His vocal prowess enabled Rafi to perform any song for any occasion, from the heart-wrenching sentimental (Haay Re Insaan Ki Majburiyaan – Ghunghat), to devotional (Hari Ka Dhyaan Lagaa Man Meraa – non-film, Oh Duniyaa Ke Rakhwaalay – Baiju Bhawra), to happy-go-lucky, rock ‘n roll (Jaan Pehchaan Ho – Gumnaam), to classical (Madhuban Men Raadhikaa – Kohinoor) – you name it, he could do it, and he had the capacity to soar to notes very few mortals could. Also, as a Bollywood playback singer, he had that unique ability to style his vocal delivery to suit almost any actor, as, for example, the late Shammi Kapoor would have agreed.

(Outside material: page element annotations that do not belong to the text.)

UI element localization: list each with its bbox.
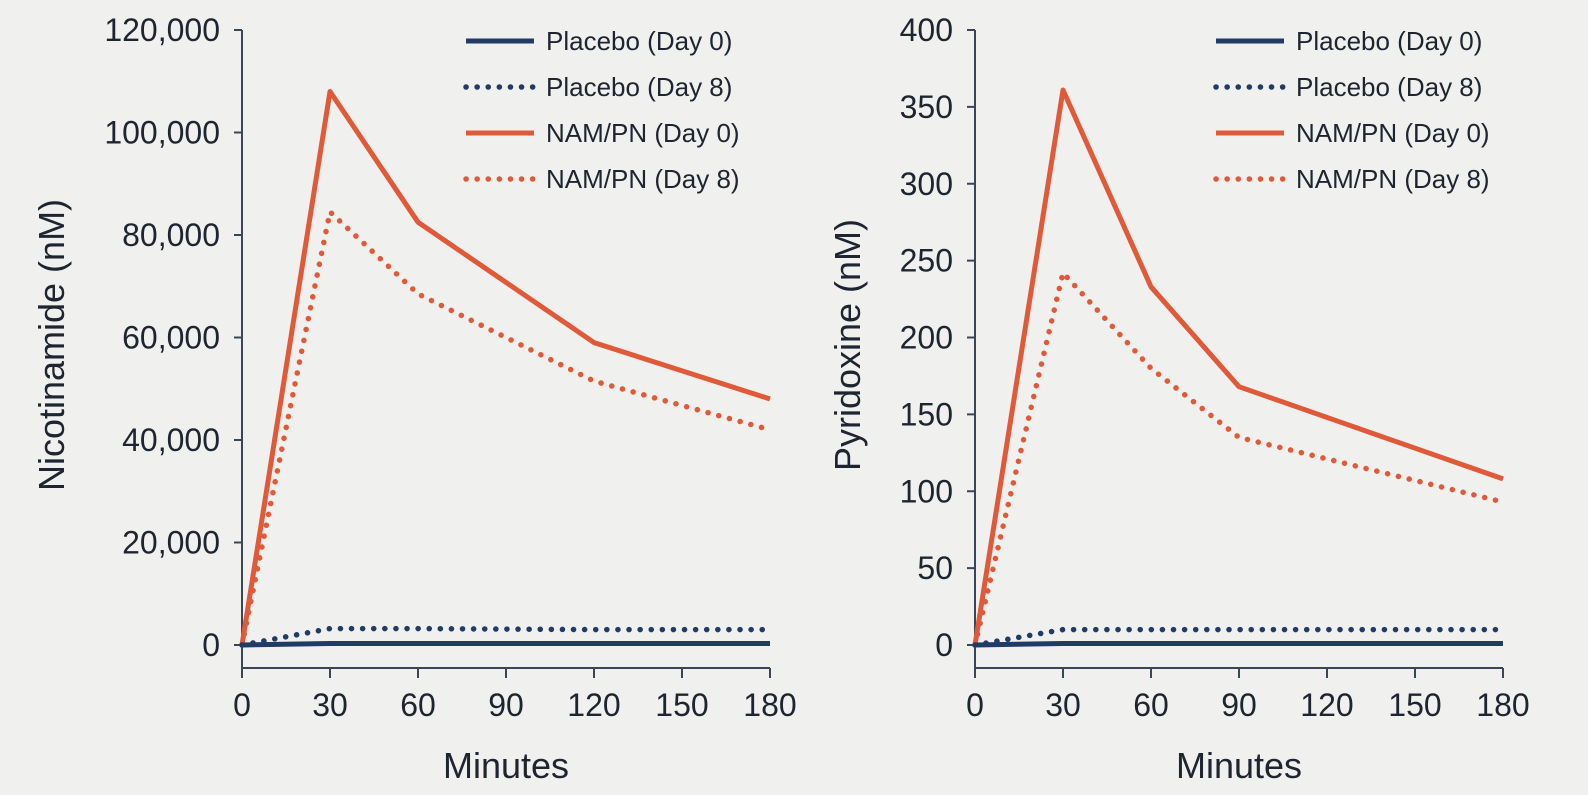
legend-label-placebo-day-8: Placebo (Day 8)	[546, 72, 732, 102]
y-tick-label: 40,000	[122, 422, 220, 458]
y-tick-label: 120,000	[104, 12, 220, 48]
x-tick-label: 60	[1133, 687, 1169, 723]
y-tick-label: 20,000	[122, 525, 220, 561]
nicotinamide-chart: 0 20,000 40,000 60,000 80,000 100,000 120,000 0…	[31, 12, 797, 786]
y-tick-label: 50	[917, 550, 953, 586]
x-tick-label: 90	[1221, 687, 1257, 723]
y-tick-label: 0	[202, 627, 220, 663]
y-tick-label: 100	[900, 473, 953, 509]
x-axis-title: Minutes	[443, 745, 569, 786]
y-tick-label: 200	[900, 320, 953, 356]
x-tick-label: 150	[1388, 687, 1441, 723]
x-tick-label: 120	[567, 687, 620, 723]
y-tick-label: 150	[900, 396, 953, 432]
pyridoxine-chart: 0 50 100 150 200 250 300 350 400 0 30 60 90 120 150 180…	[827, 12, 1530, 786]
x-tick-label: 180	[1476, 687, 1529, 723]
y-tick-label: 350	[900, 89, 953, 125]
x-axis-title: Minutes	[1176, 745, 1302, 786]
legend-label-placebo-day-8: Placebo (Day 8)	[1296, 72, 1482, 102]
legend-label-nam-pn-day-0: NAM/PN (Day 0)	[546, 118, 740, 148]
y-tick-label: 60,000	[122, 320, 220, 356]
nicotinamide-axis-title: Nicotinamide (nM)	[31, 199, 72, 491]
x-tick-label: 90	[488, 687, 524, 723]
x-tick-label: 30	[312, 687, 348, 723]
y-tick-label: 250	[900, 243, 953, 279]
x-tick-label: 180	[743, 687, 796, 723]
x-tick-label: 0	[233, 687, 251, 723]
y-tick-label: 300	[900, 166, 953, 202]
legend-label-placebo-day-0: Placebo (Day 0)	[1296, 26, 1482, 56]
y-tick-label: 100,000	[104, 115, 220, 151]
legend-label-nam-pn-day-8: NAM/PN (Day 8)	[546, 164, 740, 194]
legend-label-placebo-day-0: Placebo (Day 0)	[546, 26, 732, 56]
series-line-placebo-day-0	[974, 641, 1503, 648]
series-line-placebo-day-0	[241, 641, 770, 648]
x-tick-label: 60	[400, 687, 436, 723]
x-tick-label: 120	[1300, 687, 1353, 723]
series-line-nam-pn-day-8	[972, 270, 1506, 648]
legend-label-nam-pn-day-0: NAM/PN (Day 0)	[1296, 118, 1490, 148]
x-tick-label: 150	[655, 687, 708, 723]
y-tick-label: 0	[935, 627, 953, 663]
series-line-nam-pn-day-8	[239, 209, 773, 648]
x-tick-label: 0	[966, 687, 984, 723]
legend-label-nam-pn-day-8: NAM/PN (Day 8)	[1296, 164, 1490, 194]
y-tick-label: 400	[900, 12, 953, 48]
y-tick-label: 80,000	[122, 217, 220, 253]
pyridoxine-axis-title: Pyridoxine (nM)	[827, 219, 868, 471]
x-tick-label: 30	[1045, 687, 1081, 723]
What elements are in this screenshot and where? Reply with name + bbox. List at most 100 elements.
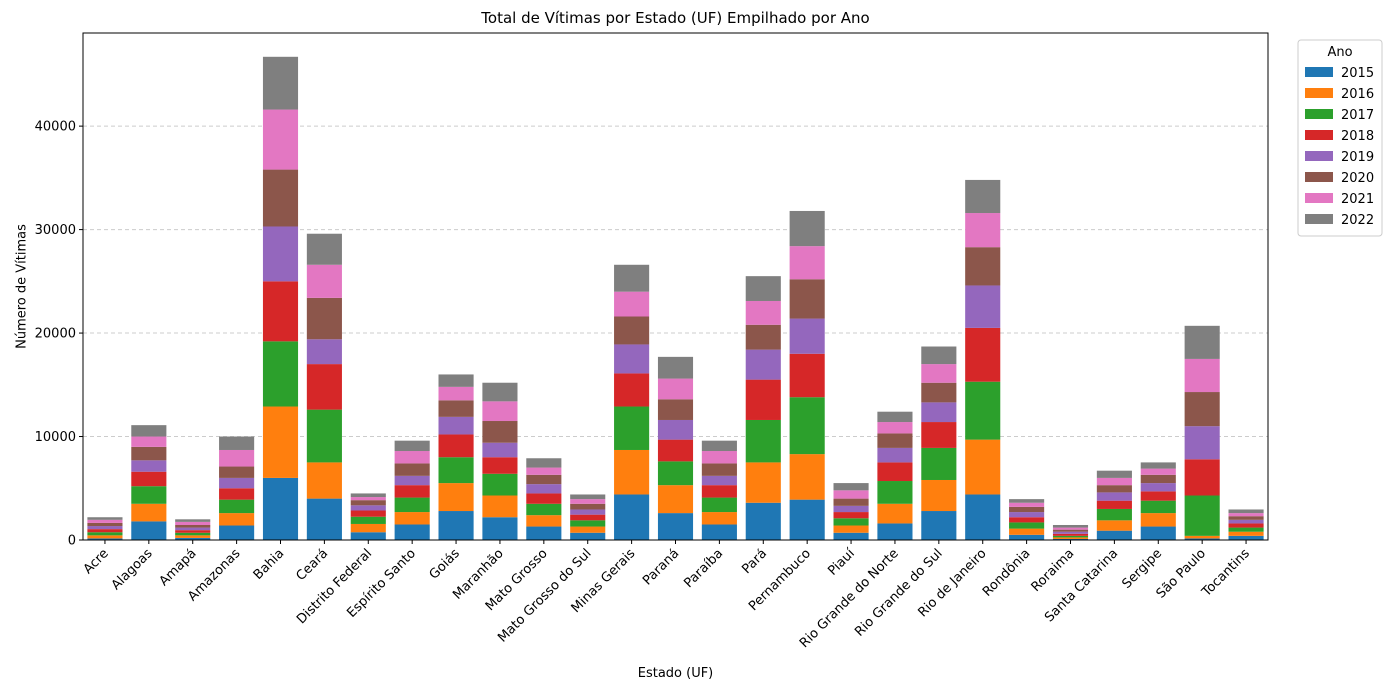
bar-segment [1052,537,1089,539]
bar-segment [1009,502,1045,507]
legend-title: Ano [1327,45,1352,60]
bar-segment [306,409,342,463]
bar-segment [1140,468,1176,475]
x-tick-label: Bahia [251,546,288,583]
bar-segment [1009,528,1045,535]
bar-segment [482,401,518,422]
x-tick-label: Ceará [293,546,331,584]
bar-segment [1096,508,1132,521]
bar-segment [570,509,606,515]
x-tick-label: Acre [81,546,112,577]
x-axis-title: Estado (UF) [638,666,714,681]
bar-segment [219,449,255,467]
y-tick-label: 0 [68,534,76,549]
bar-segment [1184,426,1220,460]
bar-segment [921,511,957,540]
legend-swatch [1305,172,1333,182]
bar-segment [701,524,737,540]
bar-segment [745,324,781,350]
bar-segment [877,433,913,448]
bar-segment [570,532,606,540]
bar-segment [1184,358,1220,393]
bar-segment [350,516,386,524]
bar-segment [789,246,825,280]
x-tick-label: Amapá [157,546,200,589]
bar-segment [877,422,913,434]
bar-segment [482,457,518,474]
legend-entry: 2021 [1341,192,1374,207]
bar-segment [87,538,123,540]
bar-segment [789,499,825,540]
bar-segment [965,213,1001,248]
bar-segment [1140,474,1176,484]
bar-segment [526,484,562,494]
chart-title: Total de Vítimas por Estado (UF) Empilha… [480,9,869,27]
bar-segment [306,297,342,340]
bar-segment [701,463,737,476]
bar-segment [526,515,562,527]
bar-segment [1096,470,1132,478]
legend-swatch [1305,109,1333,119]
bar-segment [394,512,430,525]
bar-segment [614,406,650,450]
bar-segment [219,436,255,450]
bar-segment [262,226,299,282]
bar-segment [438,434,474,458]
bar-segment [1140,500,1176,514]
legend-swatch [1305,67,1333,77]
bar-segment [1228,509,1264,514]
bar-segment [657,439,694,462]
bar-segment [394,440,430,452]
bar-segment [1140,526,1176,540]
bar-segment [1228,527,1264,532]
bar-segment [1228,535,1264,540]
bar-segment [570,499,606,504]
bar-segment [482,382,518,402]
bar-segment [262,477,299,540]
legend-entry: 2018 [1341,129,1374,144]
bar-segment [438,400,474,417]
legend-swatch [1305,214,1333,224]
bar-segment [965,247,1001,286]
bar-segment [701,485,737,498]
bar-segment [175,527,211,531]
bar-segment [614,449,650,495]
y-axis-title: Número de Vítimas [15,224,30,349]
bar-segment [921,382,957,403]
bar-segment [1184,495,1220,536]
bar-segment [833,490,869,499]
bar-segment [965,285,1001,328]
x-tick-label: Goiás [427,546,463,582]
bar-segment [219,525,255,540]
bar-segment [131,486,167,504]
bar-segment [657,378,694,400]
bar-segment [131,436,167,447]
bar-segment [965,494,1001,540]
x-tick-label: Pará [739,546,770,577]
bar-segment [921,422,957,448]
bar-segment [306,498,342,540]
bar-segment [877,481,913,504]
bars [87,56,1264,540]
bar-segment [175,537,211,540]
bar-segment [350,510,386,517]
bar-segment [833,505,869,513]
x-tick-label: Piauí [825,546,858,579]
bar-segment [614,344,650,374]
bar-segment [1096,492,1132,501]
bar-segment [745,379,781,420]
bar-segment [482,517,518,540]
x-tick-label: Rondônia [980,546,1034,600]
bar-segment [87,529,123,533]
bar-segment [789,279,825,319]
bar-segment [877,503,913,524]
bar-segment [87,532,123,536]
bar-segment [482,442,518,458]
bar-segment [1140,491,1176,501]
bar-segment [614,316,650,345]
bar-segment [570,514,606,521]
bar-segment [921,346,957,365]
legend-entry: 2020 [1341,171,1374,186]
bar-segment [1096,500,1132,509]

Some of the great melodies from Rafi’s vast repertoire of songs include Oh Duniyaa Kay Rakhwaalay, Suhani Raat Dhal Chukee, Tum Jo Mil Gaye Ho, Chahoonga Main Tujhay, Chaudivi Ka Chand, Suno Suno Ai Duniyaa Waalon Bapuji Ki Amar Kahaanee, Baharon Phool Barsaao, Madhuban Men Raadhikaa, Ehsaan Tera Hogaa Mujhpar, and Jo Unki Tamanna, quite a few of which won Filmfare and other awards. His most prestigious honour was that of Padma Shree, conferred on him by the Indian government and Prime Minister Indira Gandhi.

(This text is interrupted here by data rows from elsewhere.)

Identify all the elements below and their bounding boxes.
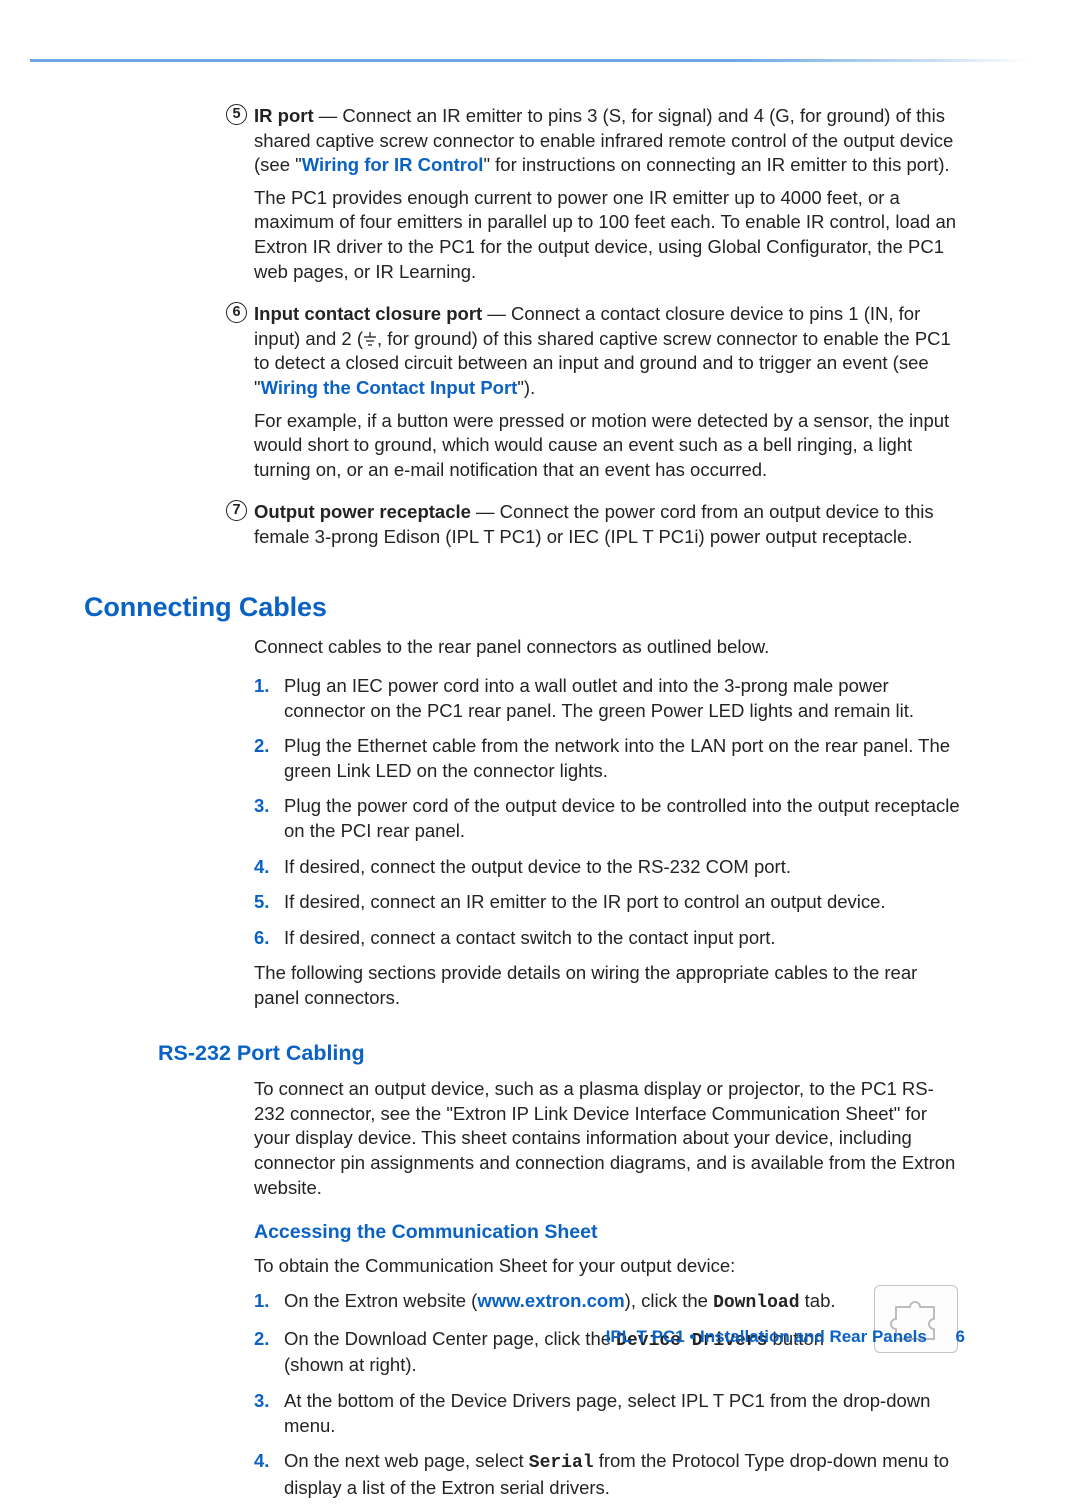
top-rule bbox=[30, 59, 1030, 62]
footer-text: IPL T PC1 • Installation and Rear Panels bbox=[606, 1327, 927, 1346]
callout-7-label: Output power receptacle bbox=[254, 501, 471, 522]
callout-7: 7 Output power receptacle — Connect the … bbox=[254, 500, 964, 549]
acs2-a: On the Download Center page, click the bbox=[284, 1328, 616, 1349]
heading-accessing-comm-sheet: Accessing the Communication Sheet bbox=[254, 1220, 964, 1246]
callout-number-7: 7 bbox=[226, 500, 247, 521]
rs232-body: To connect an output device, such as a p… bbox=[254, 1077, 964, 1200]
access-comm-intro: To obtain the Communication Sheet for yo… bbox=[254, 1254, 964, 1279]
callout-5-para1: IR port — Connect an IR emitter to pins … bbox=[254, 104, 964, 178]
acs1-c: tab. bbox=[800, 1290, 836, 1311]
acs-step-4: On the next web page, select Serial from… bbox=[254, 1449, 964, 1501]
link-wiring-ir-control[interactable]: Wiring for IR Control bbox=[302, 154, 484, 175]
callout-5-para2: The PC1 provides enough current to power… bbox=[254, 186, 964, 284]
connecting-cables-steps: Plug an IEC power cord into a wall outle… bbox=[254, 674, 964, 950]
heading-connecting-cables: Connecting Cables bbox=[84, 590, 964, 626]
callout-number-6: 6 bbox=[226, 302, 247, 323]
cc-step-1: Plug an IEC power cord into a wall outle… bbox=[254, 674, 964, 723]
acs1-b: ), click the bbox=[625, 1290, 713, 1311]
callout-6-text-c: "). bbox=[517, 377, 535, 398]
cc-step-6: If desired, connect a contact switch to … bbox=[254, 926, 964, 951]
acs4-a: On the next web page, select bbox=[284, 1450, 529, 1471]
page-content: 5 IR port — Connect an IR emitter to pin… bbox=[84, 104, 964, 1512]
acs1-a: On the Extron website ( bbox=[284, 1290, 477, 1311]
acs4-mono: Serial bbox=[529, 1453, 594, 1473]
link-wiring-contact-input-port[interactable]: Wiring the Contact Input Port bbox=[261, 377, 518, 398]
connecting-cables-intro: Connect cables to the rear panel connect… bbox=[254, 635, 964, 660]
callout-6-para2: For example, if a button were pressed or… bbox=[254, 409, 964, 483]
callout-6: 6 Input contact closure port — Connect a… bbox=[254, 302, 964, 482]
document-page: 5 IR port — Connect an IR emitter to pin… bbox=[0, 0, 1080, 1397]
page-footer: IPL T PC1 • Installation and Rear Panels… bbox=[606, 1327, 965, 1347]
access-comm-steps: On the Extron website (www.extron.com), … bbox=[254, 1289, 964, 1501]
callout-6-label: Input contact closure port bbox=[254, 303, 482, 324]
cc-step-5: If desired, connect an IR emitter to the… bbox=[254, 890, 964, 915]
heading-rs232-port-cabling: RS-232 Port Cabling bbox=[158, 1039, 964, 1068]
cc-step-4: If desired, connect the output device to… bbox=[254, 855, 964, 880]
cc-step-2: Plug the Ethernet cable from the network… bbox=[254, 734, 964, 783]
acs-step-3: At the bottom of the Device Drivers page… bbox=[254, 1389, 964, 1438]
callout-6-para1: Input contact closure port — Connect a c… bbox=[254, 302, 964, 400]
acs-step-1: On the Extron website (www.extron.com), … bbox=[254, 1289, 964, 1316]
callout-5-label: IR port bbox=[254, 105, 314, 126]
callout-number-5: 5 bbox=[226, 104, 247, 125]
callout-5: 5 IR port — Connect an IR emitter to pin… bbox=[254, 104, 964, 284]
ground-symbol-icon bbox=[363, 329, 377, 344]
cc-step-3: Plug the power cord of the output device… bbox=[254, 794, 964, 843]
callouts-block: 5 IR port — Connect an IR emitter to pin… bbox=[254, 104, 964, 550]
callout-7-para1: Output power receptacle — Connect the po… bbox=[254, 500, 964, 549]
link-extron-com[interactable]: www.extron.com bbox=[477, 1290, 624, 1311]
connecting-cables-outro: The following sections provide details o… bbox=[254, 961, 964, 1010]
acs1-mono: Download bbox=[713, 1293, 799, 1313]
callout-5-text-b: " for instructions on connecting an IR e… bbox=[483, 154, 949, 175]
footer-page-number: 6 bbox=[956, 1327, 965, 1346]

One aspect of Rafi’s singing that may surprise most of us was something that was always associated with his singing buddy, Keshore Kumar – yodelling. But Rafi was also adept at yodelling and, in fact, did it in some of the older songs, including Hello Sweety Seventeen (duet with Asha Bhosle) and Oh Chale Ho Kahaan, to name a few.
On July 31, 1980, after a session with music director, Laximikant-Pyarelall (LK), involving the composition of a song, Shaam Phir Kyon Udaas Hai Dost, for the movie Aaspaas, Rafi, who was always one of the last to leave a studio, surprised LK by asking to leave early. As he was leaving, he uttered, in Urdu, the words, “OK, I will leave.” Later that night, he did leave us, succumbing to a massive heart attack at home. He was 55.
The passing of Mohamed Rafi brought to an end an era unparalleled in the annals of Indian music. His funeral procession, fit for a king, was one of the largest ever in Mumbai. Befittingly, two public holidays were declared in his honour. His name lives on and his voice continues to thrill and comfort us all, including, I know, his countless fans in Guyana.